A final example of an overlay visualization produced using a new color scheme is presented below. We now use the coolwarm color scheme. This is a so-called diverging scheme. Such a color scheme is useful when there is a central value that can serve as a reference point in interpreting the visualization. In the coolwarm scheme, items with an average value are colored white, while items with a value above or below the average are colored red or blue, respectively. In the visualization presented below, the value of a term is given by the average citation score of the articles in which the term occurs, where the citation score of an article has been normalized for the age of the article. A term with an average normalized citation score of one, colored white in the visualization, occurs in articles that on average have received exactly the number of citations to be expected based on the age of the articles. Red terms have an average normalized citation score above one, which means that they occur in articles that have received more citations than expected. On the other hand, the average normalized citation score of blue terms is below one, meaning that these terms occur in articles whose number of citations is below expectation. As can be seen, the most highly cited research can be found in the top-left area in the visualization, covering research on citation analysis.

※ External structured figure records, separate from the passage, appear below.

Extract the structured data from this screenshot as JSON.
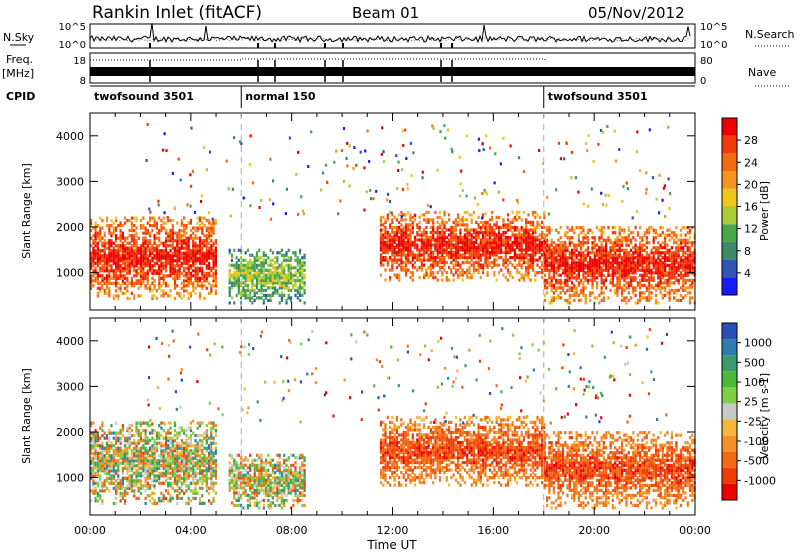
{
  "header": {
    "station": "Rankin Inlet (fitACF)",
    "beam": "Beam 01",
    "date": "05/Nov/2012"
  },
  "strip_panel": {
    "nsky_label": "N.Sky",
    "nsearch_label": "N.Search",
    "nsky_ticks": [
      "10^5",
      "10^0"
    ],
    "nsearch_ticks": [
      "10^5",
      "10^0"
    ],
    "freq_label": "Freq.",
    "freq_unit": "[MHz]",
    "freq_ticks": [
      "18",
      "8"
    ],
    "nave_label": "Nave",
    "nave_ticks": [
      "80",
      "0"
    ],
    "cpid_label": "CPID",
    "cpid_segments": [
      {
        "name": "twofsound 3501",
        "start_hour": 0,
        "end_hour": 6
      },
      {
        "name": "normal 150",
        "start_hour": 6,
        "end_hour": 18
      },
      {
        "name": "twofsound 3501",
        "start_hour": 18,
        "end_hour": 24
      }
    ]
  },
  "axes": {
    "ylabel": "Slant Range [km]",
    "xlabel": "Time UT",
    "y_ticks": [
      "1000",
      "2000",
      "3000",
      "4000"
    ],
    "x_ticks": [
      "00:00",
      "04:00",
      "08:00",
      "12:00",
      "16:00",
      "20:00",
      "00:00"
    ]
  },
  "chart_data": [
    {
      "type": "heatmap",
      "title": "",
      "xlabel": "Time UT",
      "ylabel": "Slant Range [km]",
      "xlim": [
        0,
        24
      ],
      "ylim": [
        180,
        4500
      ],
      "colorbar": {
        "label": "Power [dB]",
        "ticks": [
          "4",
          "8",
          "12",
          "16",
          "20",
          "24",
          "28"
        ],
        "colors": [
          "#1a1aff",
          "#2f55b5",
          "#3d8a6a",
          "#46a84a",
          "#a8cc38",
          "#f0c418",
          "#f59520",
          "#f46a14",
          "#f23a0a",
          "#ee0000"
        ]
      },
      "echo_regions": [
        {
          "t0": 0.0,
          "t1": 5.0,
          "r0": 400,
          "r1": 2200,
          "value": "high"
        },
        {
          "t0": 5.5,
          "t1": 8.5,
          "r0": 300,
          "r1": 1500,
          "value": "low"
        },
        {
          "t0": 11.5,
          "t1": 18.0,
          "r0": 800,
          "r1": 2300,
          "value": "high"
        },
        {
          "t0": 18.0,
          "t1": 24.0,
          "r0": 300,
          "r1": 2000,
          "value": "high"
        }
      ]
    },
    {
      "type": "heatmap",
      "title": "",
      "xlabel": "Time UT",
      "ylabel": "Slant Range [km]",
      "xlim": [
        0,
        24
      ],
      "ylim": [
        180,
        4500
      ],
      "colorbar": {
        "label": "Velocity [m s-1]",
        "ticks": [
          "1000",
          "500",
          "100",
          "25",
          "-25",
          "-100",
          "-500",
          "-1000"
        ],
        "colors": [
          "#2850b8",
          "#2f7ab0",
          "#3a9a70",
          "#4cb83a",
          "#7fd040",
          "#c8c8c8",
          "#f4b838",
          "#f49028",
          "#f46a14",
          "#f03c0a",
          "#ee0000"
        ]
      },
      "echo_regions": [
        {
          "t0": 0.0,
          "t1": 5.0,
          "r0": 400,
          "r1": 2200,
          "value": "mixed"
        },
        {
          "t0": 5.5,
          "t1": 8.5,
          "r0": 300,
          "r1": 1500,
          "value": "mixed"
        },
        {
          "t0": 11.5,
          "t1": 18.0,
          "r0": 800,
          "r1": 2300,
          "value": "negative"
        },
        {
          "t0": 18.0,
          "t1": 24.0,
          "r0": 300,
          "r1": 2000,
          "value": "negative"
        }
      ]
    }
  ]
}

Overlay visualization using the coolwarm color scheme.
New colors for the network visualization
The colors used in the network visualization have also been revised. In the network visualization, colors indicate the cluster to which an item belongs. In VOSviewer version 1.6.7, a slightly modified version of Matplotlib’s tab20 color scheme is introduced. The new color scheme provides colors for 18 clusters. As can be seen in the visualizations presented below, for the most prominent clusters the color is reasonably similar to the color used in previous versions of VOSviewer, although the colors tend to be a little less bright. Sometimes there are more than 18 clusters in a map. Only the first 18 clusters then have their own color in the new version of VOSviewer. The remaining clusters are colored grey. This is similar to the approach taken in our CitNetExplorer software. It differs from previous versions of VOSviewer, in which each cluster had its own color, but the colors were often very similar, making it hard to distinguish between them.
Network visualization using the old color scheme.
Network visualization using the new color scheme (tab20).
Conclusion
To a certain extent, the choice of colors will of course always remain a matter of taste. Nevertheless, in the new version 1.6.7 of our VOSviewer software, we aim to provide better guidance in choosing colors and to offer more reasonable default color choices. We hope that many VOSviewer users will appreciate the new colors introduced in the software.